Global and domestic economic activity in 2020 is expected to be negatively affected by the outbreak of the COVID-19 pandemic and its containment measures, the Central Bank of Egypt (CBE) said in its first monetary policy report for 2020 issued on Wednesday.
The report stressed that the severity and persistence of the shock will depend on the prevalence and intensity of the ongoing crisis, adding that the structural and stabilisation measures are expected to lessen the impact of the disruption on the most vulnerable and help support the recovery in case the COVID-19 crisis is contained.
It also expected international food prices relevant to Egypt's consumption to decline in 2020 more strongly compared to the previous monetary policy report, before increasing slightly in 2021.
Furthermore, according to the report, Brent crude oil prices incorporated in the domestic inflation outlook are expected to remain subdued driven mainly by low global demand due to lockdown measures imposed in many countries, even after OPEC and non-OPEC member countries reached an agreement to cut daily production by 9.7 million barrels.
For the domestic market, the report said that domestic prices for some fuel products were reduced in April with a magnitude that allows for the savings to be utilised in supporting higher costs expected from facing the crisis, as per the announcement by Egypt’s Fuel Automatic Pricing Committee.

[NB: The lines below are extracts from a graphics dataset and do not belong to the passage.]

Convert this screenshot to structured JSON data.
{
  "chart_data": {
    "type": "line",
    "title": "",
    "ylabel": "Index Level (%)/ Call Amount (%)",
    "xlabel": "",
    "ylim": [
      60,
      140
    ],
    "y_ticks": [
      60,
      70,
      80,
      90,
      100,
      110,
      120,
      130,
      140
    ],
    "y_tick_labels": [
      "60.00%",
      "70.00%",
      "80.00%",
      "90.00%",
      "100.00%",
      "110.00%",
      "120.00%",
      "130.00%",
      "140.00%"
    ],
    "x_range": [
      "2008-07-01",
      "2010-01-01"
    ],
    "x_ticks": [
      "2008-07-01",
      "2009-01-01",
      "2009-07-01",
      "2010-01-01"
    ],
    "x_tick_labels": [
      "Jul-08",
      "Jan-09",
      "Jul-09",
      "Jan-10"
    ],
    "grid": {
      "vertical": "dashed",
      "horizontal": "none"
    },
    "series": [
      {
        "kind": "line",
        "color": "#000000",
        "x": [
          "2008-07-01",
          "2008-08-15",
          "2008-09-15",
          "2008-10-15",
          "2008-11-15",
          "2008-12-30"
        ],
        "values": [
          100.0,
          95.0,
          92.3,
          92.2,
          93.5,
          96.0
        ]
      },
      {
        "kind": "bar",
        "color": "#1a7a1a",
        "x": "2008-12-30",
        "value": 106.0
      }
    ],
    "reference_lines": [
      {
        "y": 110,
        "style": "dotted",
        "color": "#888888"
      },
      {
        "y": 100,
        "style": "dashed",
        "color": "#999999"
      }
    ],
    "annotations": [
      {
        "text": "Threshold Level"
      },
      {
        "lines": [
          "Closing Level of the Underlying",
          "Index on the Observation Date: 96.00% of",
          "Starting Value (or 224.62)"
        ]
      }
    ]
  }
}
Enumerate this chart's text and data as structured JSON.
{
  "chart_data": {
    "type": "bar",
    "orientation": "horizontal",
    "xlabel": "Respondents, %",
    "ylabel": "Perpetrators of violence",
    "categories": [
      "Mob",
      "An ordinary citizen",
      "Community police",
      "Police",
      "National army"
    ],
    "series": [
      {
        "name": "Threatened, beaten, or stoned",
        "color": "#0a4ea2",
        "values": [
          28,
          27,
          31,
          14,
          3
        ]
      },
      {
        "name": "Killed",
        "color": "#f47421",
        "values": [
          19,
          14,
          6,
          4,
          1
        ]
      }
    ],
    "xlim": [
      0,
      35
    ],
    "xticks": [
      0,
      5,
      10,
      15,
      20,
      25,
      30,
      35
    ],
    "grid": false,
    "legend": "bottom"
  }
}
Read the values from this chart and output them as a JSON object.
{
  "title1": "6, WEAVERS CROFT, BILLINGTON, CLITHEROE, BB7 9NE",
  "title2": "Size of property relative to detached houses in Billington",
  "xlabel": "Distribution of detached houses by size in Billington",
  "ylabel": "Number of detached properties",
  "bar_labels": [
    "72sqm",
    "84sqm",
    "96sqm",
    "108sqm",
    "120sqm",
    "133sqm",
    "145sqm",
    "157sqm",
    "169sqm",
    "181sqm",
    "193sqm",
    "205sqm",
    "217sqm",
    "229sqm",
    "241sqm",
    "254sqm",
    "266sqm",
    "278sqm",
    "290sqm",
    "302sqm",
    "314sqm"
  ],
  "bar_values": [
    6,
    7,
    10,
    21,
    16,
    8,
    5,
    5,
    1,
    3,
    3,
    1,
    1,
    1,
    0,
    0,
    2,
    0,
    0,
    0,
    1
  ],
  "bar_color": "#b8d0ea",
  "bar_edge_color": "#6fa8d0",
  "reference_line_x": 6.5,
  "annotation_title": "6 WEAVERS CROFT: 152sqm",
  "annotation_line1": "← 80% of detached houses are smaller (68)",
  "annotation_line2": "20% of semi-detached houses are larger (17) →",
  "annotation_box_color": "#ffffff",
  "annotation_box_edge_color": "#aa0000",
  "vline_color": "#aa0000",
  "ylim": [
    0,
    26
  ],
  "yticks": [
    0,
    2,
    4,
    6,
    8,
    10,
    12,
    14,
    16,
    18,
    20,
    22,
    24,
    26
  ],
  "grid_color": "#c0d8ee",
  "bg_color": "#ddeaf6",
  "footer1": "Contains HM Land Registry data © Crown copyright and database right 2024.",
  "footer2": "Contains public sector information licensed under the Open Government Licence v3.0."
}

Tracking Egypt’s growth, the report showed that the economic growth of Egypt’s external environment softened slightly to 2.1 percent in the fourth quarter of 2019, down from 2.3 percent in the third quarter of 2019, after declining for four consecutive quarters between the third quarter of 2018 and the second quarter of 2019.
The report attributed such a decline to the economic growth in advanced economies that softened marginally to 1.2 percent in in the fourth quarter of 2019, down from 1.4 percent in the third quarter of 2019 Q3.
Egypt’s annual headline inflation broadly stabilised at an average of 2.3 percent in the first quarter of Q1 2020, after inching up in the fourth quarter of 2019 from an average of 1.9 percent in the third quarter of 2019, according to the report.
The report also highlighted the sharp reversal in the capital flows into emerging markets in March, which was the sharpest since 2008, and continued in April 2020 for the third consecutive month, albeit at a slower pace owing to the increased risk aversion towards emerging markets following the COVID-19 crisis and its associated containment measures.
The current account deficit stabilised on annual terms in the fourth quarter of 2019, after narrowing in the third quarter of 2019 for the first time since the second quarter of 2018, driven by contributions from remittances, the non-hydrocarbon trade deficit and net investment income deficit.
For the GDP, the report showed that real GDP growth continued to stabilise at 5.6 percent in the fourth quarter of 2019 Q4 and in the first half of the year, which is the same level of FY2018/19 and the highest since FY2007/2008.
The unemployment rate inched up to 8 percent in the fourth quarter of 2019, up from 7.8 percent and 7.5 percent in the second and third quarters of 2019 respectively.